Blogging takes time. There’s no two ways about it. It takes time to come up with ideas for posts, to research the ideas, and to write the posts. For busy legal professionals, time may be the single-greatest obstacle to blogging, or at least to blogging regularly.
A new application aims to make it easier for legal professionals to draft blog posts and keep to a regular blogging schedule. Called Posthaste, it makes it easy for an author to quickly assemble a post using quotes, tweets and images.
How It Works
Let’s say you are a lawyer sitting at your computer in the morning reading the news. You come across a story about a legal development that you consider significant and would like to blog about. There is a particular passage in the story that you would like to quote and discuss in your post.
Highlight the quote in the story and click the bookmarklet that Posthaste adds to your browser. A blog-authoring window opens with the quote inserted, along with the link to the quote source. It also pulls in an image from the article. Now you can write your commentary around the post.
Perhaps the issue is also being discussed on social media and you would like to include some of that in your post. To the right of the authoring window, you can search Twitter for your topic. Of the tweets that appear in the search results, you can drag and drop any of them into your draft and they will show up in the final post.
You might also want to add another image to help illustrate the theme of your post. From within Posthaste, you can search the image service Shutterstock, select an image, edit it if need be, and insert it into your post. If you would prefer an animated GIF, Posthaste also lets you pull in images from GIPHY.
When you finish drafting the post, you can save it as a draft or click Submit to send the post. If your law firm requires review and approval prior to publication, this submits the post to that process. If you do not require someone else’s review, this publishes it directly to your blog. (It currently integrates only with WordPress blogs.)

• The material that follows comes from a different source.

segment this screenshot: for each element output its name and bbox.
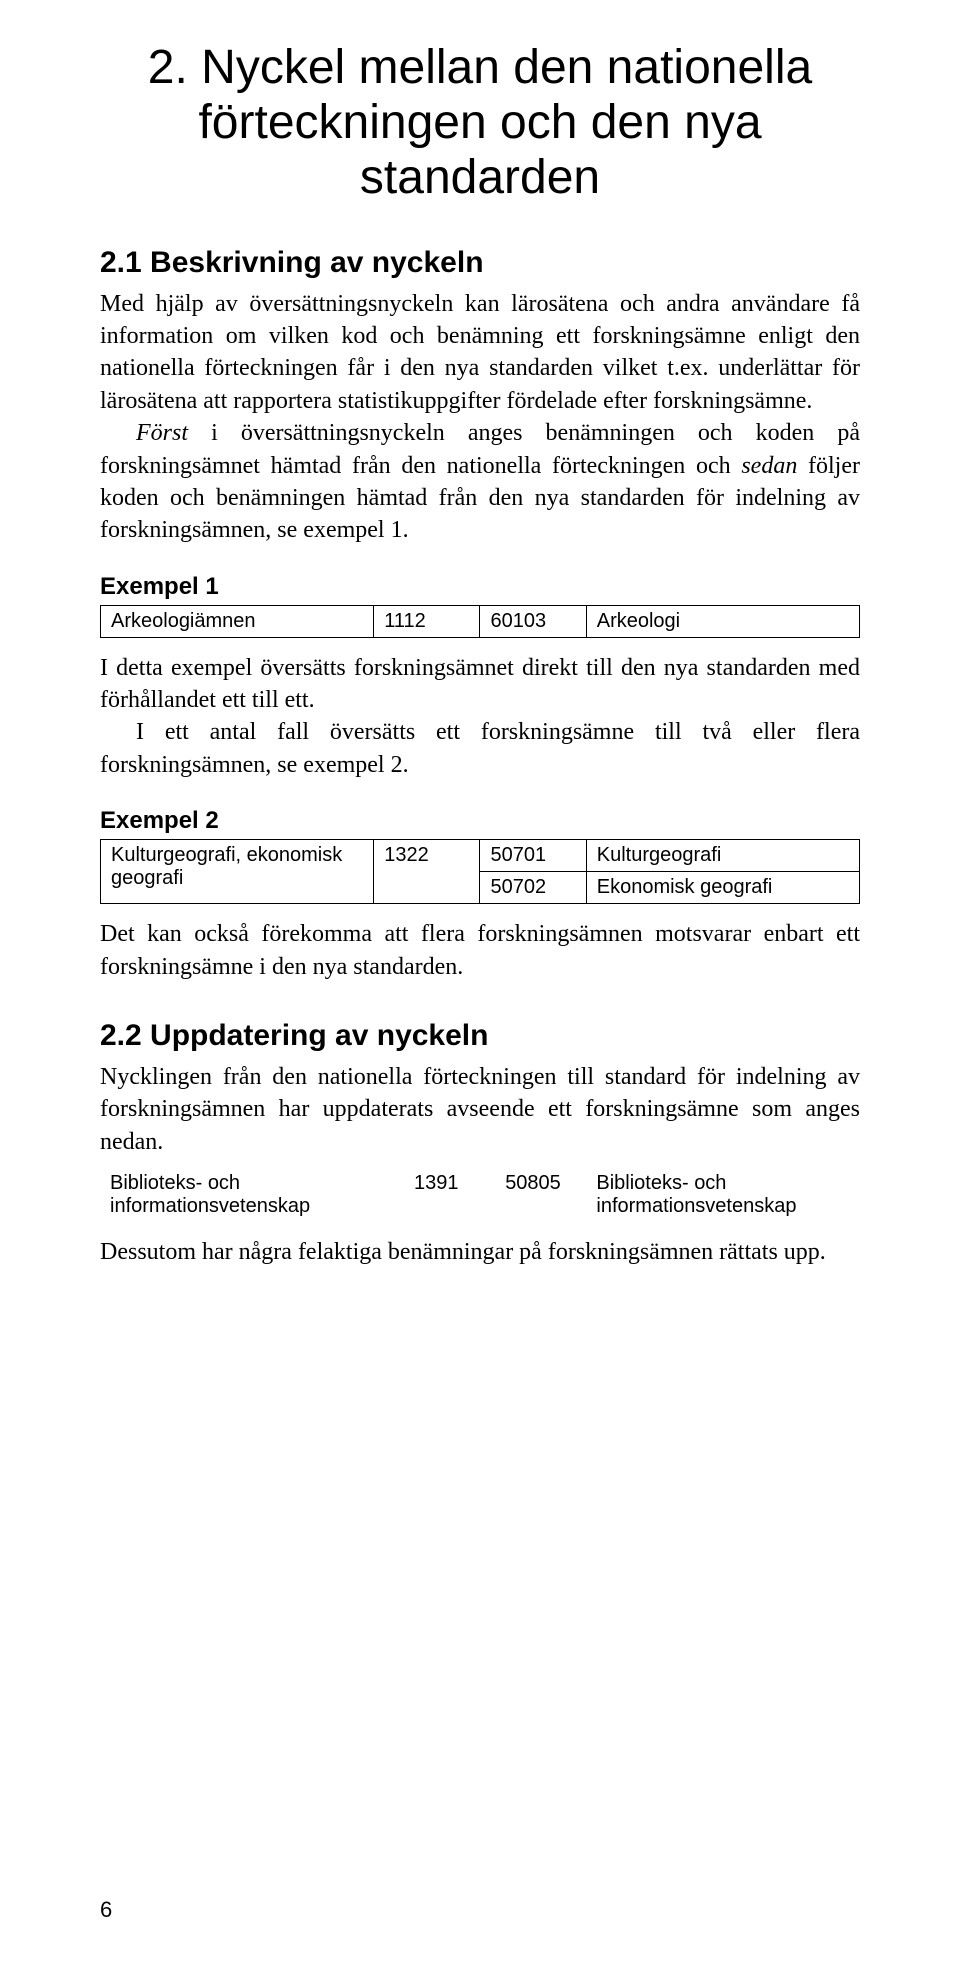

Posthaste also includes an editorial calendar where you and others on your team can schedule posts, assign authors, and add notes about planned or potential topics. It will send you an email reminder on the day of, the day before, or two days before the post is scheduled, depending on your settings. Authors can be assigned responsibility for a specific date or recurring dates.
Law firms can purchase an annual license to Posthaste for $6,000, which allows unlimited use. Individual licenses are currently priced at $99 a month. Subscriptions include the Shutterstock images and use of the Shutterstock image editor.
More than ‘Press This’
Posthaste is not unique in its concept. Many WordPress users may be familiar with Press This. It is also a browser bookmarklet tool that similarly lets you highlight text on the web and grab it to create a new blog post. It also lets you grab images or videos from a web page and include them in your post.

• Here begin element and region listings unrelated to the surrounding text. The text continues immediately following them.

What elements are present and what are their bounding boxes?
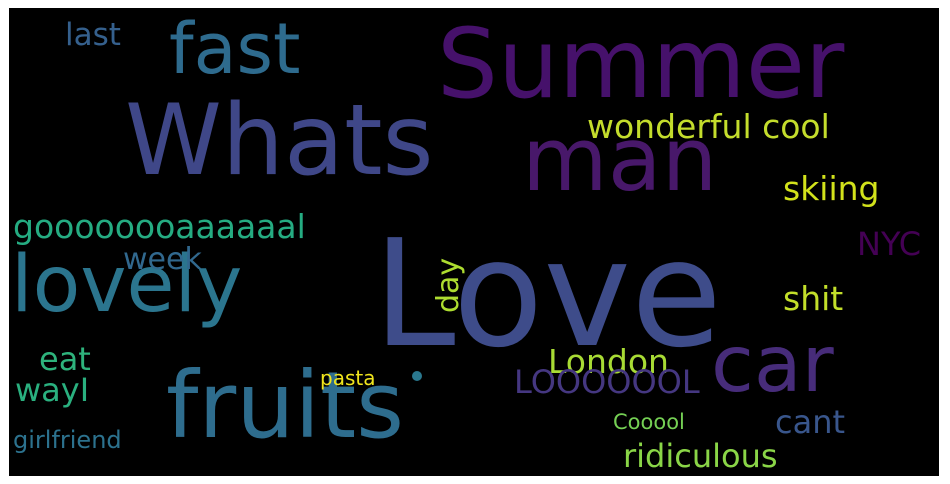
word-day: day <box>431 257 466 313</box>
word-nyc: NYC <box>857 225 922 263</box>
word-ridiculous: ridiculous <box>623 437 778 475</box>
word-whats: Whats <box>125 84 434 198</box>
word-wayi: wayI <box>15 371 90 409</box>
word-love: Love <box>373 208 723 380</box>
word-fruits: fruits <box>166 352 405 459</box>
word-eat: eat <box>39 340 91 378</box>
word-week: week <box>123 242 202 277</box>
word-cloud: Love Summer Whats man fast lovely fruits… <box>9 8 939 476</box>
word-cant: cant <box>775 403 846 441</box>
word-fast: fast <box>169 8 301 90</box>
word-london: London <box>548 342 669 381</box>
word-man: man <box>522 108 718 211</box>
word-summer: Summer <box>437 8 845 120</box>
word-pasta: pasta <box>320 366 376 390</box>
word-skiing: skiing <box>783 169 880 208</box>
word-goal: goooooooaaaaaal <box>13 207 306 246</box>
word-shit: shit <box>783 279 844 318</box>
word-wonderful-cool: wonderful cool <box>587 107 830 146</box>
word-girlfriend: girlfriend <box>13 426 122 454</box>
dot-mark <box>412 371 422 381</box>
word-car: car <box>711 320 834 410</box>
word-cooool: Cooool <box>613 410 685 434</box>
word-loool: LOOOOOOL <box>514 363 700 401</box>
word-last: last <box>65 17 121 53</box>
word-lovely: lovely <box>11 240 243 330</box>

But Posthaste is more than that, as I’ve described. It adds the ability to pull in social media posts from Twitter, to add and edit images from Shutterstock, and to manage a blog’s editorial calendar.
The Bottom Line
Posthaste was developed by Adrian Dayton, a former lawyer who now trains and coaches lawyers on blogging and social media. Dayton also developed ClearView Social, a product that facilitates social-media sharing by lawyers, with help from their marketing departments.
When I first wrote about ClearView Social, I was critical of it, expressing concern about the premise of having marketing departments feed lawyers with pre-programmed content to post to their social media feeds. In a later post, I softened my stance, at least slightly.
By contrast, I like Posthaste. I was a frequent user of Press This and, as I said, Posthaste is similar to Press This, but with even more features.
I like that Posthaste makes it easy to start a blog post by pulling in block quotes and images, and I particularly like the integration with Twitter that allows an author to easily add tweets to a post. (Dayton hopes to expand this functionality to LinkedIn.) The integration with Shutterstock is also a nice feature, especially given that the price of the images is included in the subscription.
As is so often the case, the question of whether this product is right for you comes down to cost versus benefit. If you blog on WordPress, you can install the Press This plug-in for free and get at least part of this functionality. A Shutterstock subscription would run you $29 a month for 10 images or $99 a month for 50 images. (There are plans allowing for even more images.)
I should note that Posthaste is a fairly new product and, according to Dayton, it is still evolving. That includes pricing, which may change over the next year.
The bottom line for me is this: I like the product. I’d use it myself. Would I pay $99 a month for it? No. Would it be worth $6,000 a year to a big firm? Maybe, depending on how many blogs the firm has and whether it has its intended effect of getting lawyers to write more.